Соня в общих чертах, причем совершенно честно, поведала все, что происходило в ее богатой приключениями жизни, начиная с учебы в университете и заканчивая взрывом в ее американском доме. Прекрасно понимая, что на самом деле завязка всей истории — это ее работа в НИИ, она сознательно говорила об этом как просто об очередном этапе, не сравнимом по напряжению с годами эмиграции. К тому же она четко выбирала выражения — так, чтобы даже лояльная Даниэла ничего не смогла бы использовать в своих целях.
— А знаете, я вас тоже кое- чему могу научить как женщина, — сказала Соня как-то.
— Чему же?
— Взгляду.
— Взгляду?
— Да, настоящему женскому взгляду.

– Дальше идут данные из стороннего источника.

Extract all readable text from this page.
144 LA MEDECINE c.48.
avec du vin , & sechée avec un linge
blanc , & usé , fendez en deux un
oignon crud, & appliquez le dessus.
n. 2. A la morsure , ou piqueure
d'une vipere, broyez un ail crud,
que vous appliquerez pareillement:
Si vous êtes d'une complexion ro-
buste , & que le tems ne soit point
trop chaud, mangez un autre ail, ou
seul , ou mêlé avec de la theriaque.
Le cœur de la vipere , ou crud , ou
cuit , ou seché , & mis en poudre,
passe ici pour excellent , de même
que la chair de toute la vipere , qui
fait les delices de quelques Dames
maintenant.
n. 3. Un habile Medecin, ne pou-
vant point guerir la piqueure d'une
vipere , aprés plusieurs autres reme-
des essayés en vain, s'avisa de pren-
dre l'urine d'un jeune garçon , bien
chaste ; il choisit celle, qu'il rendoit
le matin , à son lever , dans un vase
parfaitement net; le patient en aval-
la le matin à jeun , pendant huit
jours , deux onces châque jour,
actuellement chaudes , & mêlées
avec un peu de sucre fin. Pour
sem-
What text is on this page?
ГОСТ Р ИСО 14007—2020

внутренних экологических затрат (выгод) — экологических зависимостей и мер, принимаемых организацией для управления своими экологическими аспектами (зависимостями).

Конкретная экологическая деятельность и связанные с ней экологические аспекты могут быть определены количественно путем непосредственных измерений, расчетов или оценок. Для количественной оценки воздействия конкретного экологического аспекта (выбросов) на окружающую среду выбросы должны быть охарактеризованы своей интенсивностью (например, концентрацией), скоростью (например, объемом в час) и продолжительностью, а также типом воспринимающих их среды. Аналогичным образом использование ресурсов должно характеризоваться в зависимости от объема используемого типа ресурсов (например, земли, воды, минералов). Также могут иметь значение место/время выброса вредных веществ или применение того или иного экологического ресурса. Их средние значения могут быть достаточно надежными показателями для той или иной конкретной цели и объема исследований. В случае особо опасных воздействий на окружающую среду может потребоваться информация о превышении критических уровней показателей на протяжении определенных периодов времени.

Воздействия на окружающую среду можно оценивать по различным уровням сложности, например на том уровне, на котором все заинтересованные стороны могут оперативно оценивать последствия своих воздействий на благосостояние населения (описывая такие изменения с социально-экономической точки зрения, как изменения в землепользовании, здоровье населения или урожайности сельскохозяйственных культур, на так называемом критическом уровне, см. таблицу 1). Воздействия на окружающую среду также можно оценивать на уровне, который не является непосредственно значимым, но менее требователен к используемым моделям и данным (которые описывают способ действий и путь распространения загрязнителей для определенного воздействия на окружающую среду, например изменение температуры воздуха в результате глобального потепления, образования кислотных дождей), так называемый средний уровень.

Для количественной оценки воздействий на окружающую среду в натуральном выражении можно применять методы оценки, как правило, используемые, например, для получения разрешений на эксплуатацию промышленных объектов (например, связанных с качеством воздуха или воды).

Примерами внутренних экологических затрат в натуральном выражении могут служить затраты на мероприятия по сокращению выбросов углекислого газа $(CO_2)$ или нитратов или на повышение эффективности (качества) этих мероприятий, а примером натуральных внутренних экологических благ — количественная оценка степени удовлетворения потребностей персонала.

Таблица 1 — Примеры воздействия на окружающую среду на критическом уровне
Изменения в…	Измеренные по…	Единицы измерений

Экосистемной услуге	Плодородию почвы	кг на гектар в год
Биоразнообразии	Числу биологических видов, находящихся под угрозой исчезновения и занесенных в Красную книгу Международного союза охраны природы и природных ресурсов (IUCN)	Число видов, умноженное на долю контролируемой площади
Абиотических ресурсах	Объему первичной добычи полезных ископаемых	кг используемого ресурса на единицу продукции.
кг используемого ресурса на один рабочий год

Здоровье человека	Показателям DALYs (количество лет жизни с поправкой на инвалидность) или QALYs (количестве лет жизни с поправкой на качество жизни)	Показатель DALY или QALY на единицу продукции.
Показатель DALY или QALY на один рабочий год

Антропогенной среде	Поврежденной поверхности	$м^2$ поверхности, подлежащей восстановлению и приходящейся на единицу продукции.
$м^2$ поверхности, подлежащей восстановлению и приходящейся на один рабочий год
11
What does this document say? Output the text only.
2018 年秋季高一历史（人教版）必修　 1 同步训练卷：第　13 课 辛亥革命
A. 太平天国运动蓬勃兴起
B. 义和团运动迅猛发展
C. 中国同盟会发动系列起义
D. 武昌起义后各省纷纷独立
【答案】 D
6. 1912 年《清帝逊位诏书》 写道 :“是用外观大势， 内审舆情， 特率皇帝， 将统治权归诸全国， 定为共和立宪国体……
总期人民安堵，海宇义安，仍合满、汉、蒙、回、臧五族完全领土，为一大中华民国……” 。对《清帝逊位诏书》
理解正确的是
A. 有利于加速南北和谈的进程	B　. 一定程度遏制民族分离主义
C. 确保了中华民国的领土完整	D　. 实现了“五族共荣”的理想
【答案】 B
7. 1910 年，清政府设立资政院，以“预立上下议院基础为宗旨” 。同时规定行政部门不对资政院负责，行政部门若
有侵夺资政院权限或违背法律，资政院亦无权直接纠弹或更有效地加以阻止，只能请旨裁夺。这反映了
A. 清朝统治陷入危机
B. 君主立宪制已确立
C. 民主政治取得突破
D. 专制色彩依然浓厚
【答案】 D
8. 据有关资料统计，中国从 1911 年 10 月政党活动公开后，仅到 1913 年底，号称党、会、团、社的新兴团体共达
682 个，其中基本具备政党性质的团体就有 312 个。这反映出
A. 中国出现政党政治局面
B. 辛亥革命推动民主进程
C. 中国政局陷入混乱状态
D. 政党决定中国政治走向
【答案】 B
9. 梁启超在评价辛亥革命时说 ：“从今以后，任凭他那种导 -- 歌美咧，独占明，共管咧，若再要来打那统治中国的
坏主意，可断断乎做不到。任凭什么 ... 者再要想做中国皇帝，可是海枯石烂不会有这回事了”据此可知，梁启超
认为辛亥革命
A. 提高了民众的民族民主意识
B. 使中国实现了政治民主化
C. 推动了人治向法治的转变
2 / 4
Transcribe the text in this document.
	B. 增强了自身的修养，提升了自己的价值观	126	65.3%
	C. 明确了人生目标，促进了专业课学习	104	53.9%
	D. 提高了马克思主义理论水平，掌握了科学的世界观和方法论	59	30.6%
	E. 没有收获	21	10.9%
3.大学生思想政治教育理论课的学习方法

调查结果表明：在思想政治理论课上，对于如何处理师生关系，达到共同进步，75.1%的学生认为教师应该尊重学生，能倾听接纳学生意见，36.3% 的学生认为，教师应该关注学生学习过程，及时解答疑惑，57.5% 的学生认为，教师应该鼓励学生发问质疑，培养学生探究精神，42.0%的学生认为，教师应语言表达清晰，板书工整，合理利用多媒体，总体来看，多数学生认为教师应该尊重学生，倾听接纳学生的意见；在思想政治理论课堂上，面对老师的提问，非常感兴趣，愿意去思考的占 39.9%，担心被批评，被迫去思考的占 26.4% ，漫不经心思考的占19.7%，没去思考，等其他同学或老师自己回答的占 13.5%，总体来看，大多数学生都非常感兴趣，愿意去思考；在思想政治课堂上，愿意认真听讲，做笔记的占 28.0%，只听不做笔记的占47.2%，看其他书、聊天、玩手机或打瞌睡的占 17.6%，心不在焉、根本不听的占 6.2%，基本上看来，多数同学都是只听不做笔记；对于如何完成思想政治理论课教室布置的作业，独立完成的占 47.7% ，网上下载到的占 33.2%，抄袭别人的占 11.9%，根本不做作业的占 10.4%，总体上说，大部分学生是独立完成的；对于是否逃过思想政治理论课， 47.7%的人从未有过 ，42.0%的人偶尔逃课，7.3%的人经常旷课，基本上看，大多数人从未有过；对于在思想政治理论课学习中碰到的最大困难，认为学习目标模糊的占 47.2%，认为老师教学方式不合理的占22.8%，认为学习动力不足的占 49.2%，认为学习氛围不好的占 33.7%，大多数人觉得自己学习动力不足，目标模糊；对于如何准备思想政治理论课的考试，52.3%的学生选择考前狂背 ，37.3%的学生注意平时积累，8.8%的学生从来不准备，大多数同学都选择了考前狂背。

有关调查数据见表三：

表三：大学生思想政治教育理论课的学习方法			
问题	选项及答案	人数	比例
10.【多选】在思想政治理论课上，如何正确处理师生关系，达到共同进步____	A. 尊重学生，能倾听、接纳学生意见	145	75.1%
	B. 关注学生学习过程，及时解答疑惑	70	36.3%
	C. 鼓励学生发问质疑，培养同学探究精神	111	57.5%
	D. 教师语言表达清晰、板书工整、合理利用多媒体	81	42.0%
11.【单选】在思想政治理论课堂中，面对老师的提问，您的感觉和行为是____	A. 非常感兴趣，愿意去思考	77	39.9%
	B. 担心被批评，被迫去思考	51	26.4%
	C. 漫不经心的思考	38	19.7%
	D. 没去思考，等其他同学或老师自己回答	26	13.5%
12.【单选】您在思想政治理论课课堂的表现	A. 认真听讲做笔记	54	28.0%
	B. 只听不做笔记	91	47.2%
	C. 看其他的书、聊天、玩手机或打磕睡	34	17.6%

Понимаете, это доказано психологами, что женщина, когда ей нравится собеседник — не важно, мужчина или женщина, — часто замечается в неконтролируемом проявлении интереса.
— Как это?
— Она поправляет волосы, кладет ногу на ногу, наклоняет голову…
— Интересно. — Даниэла тут же подняла голову.
— Так вот, мудрые мужчины это знают. И разгадывают ваши желания на раз. И все, вы в их власти. Ваша задача контролировать себя и смотреть на собеседника так, чтобы он оставался в полной растерянности. Ваши глаза не должны говорить «да». Но они не должны говорить и «нет».
— Вы умеете так смотреть? — спросила Даниэла.
— На вас я только так и смотрю, — тихо сказала Соня. Следствие застопорилось, мисс Де Ритис справлялась с возложенными на нее профессиональными обязанностями гораздо хуже предшественника, к тому же ее безотчетная симпатия к подследственной возрастала в геометрической прогрессии, при этом она прекрасно понимала, что просто-напросто не справляется с собственным оружием. Ситуация выходила из-под контроля. Теперь уже самой Даниэле было неясно, влюбила она в себя Соню или влюбилась в нее сама.
— Софи… — Они уже перешли на «ты».
— Да?
— Боюсь, что скоро тебе придется знакомиться с третьим следователем. Ты же видишь, что все это ни к чему не ведет.
— А к чему оно, собственно, может привести? Я государственными тайнами не владею.
— Многие придерживаются иного мнения.
— Неужели нет никакого способа покончить с этим?
— Понятия не имею. В крайнем случае можно наплести что-нибудь, сказать то, что от тебя хотят услышать.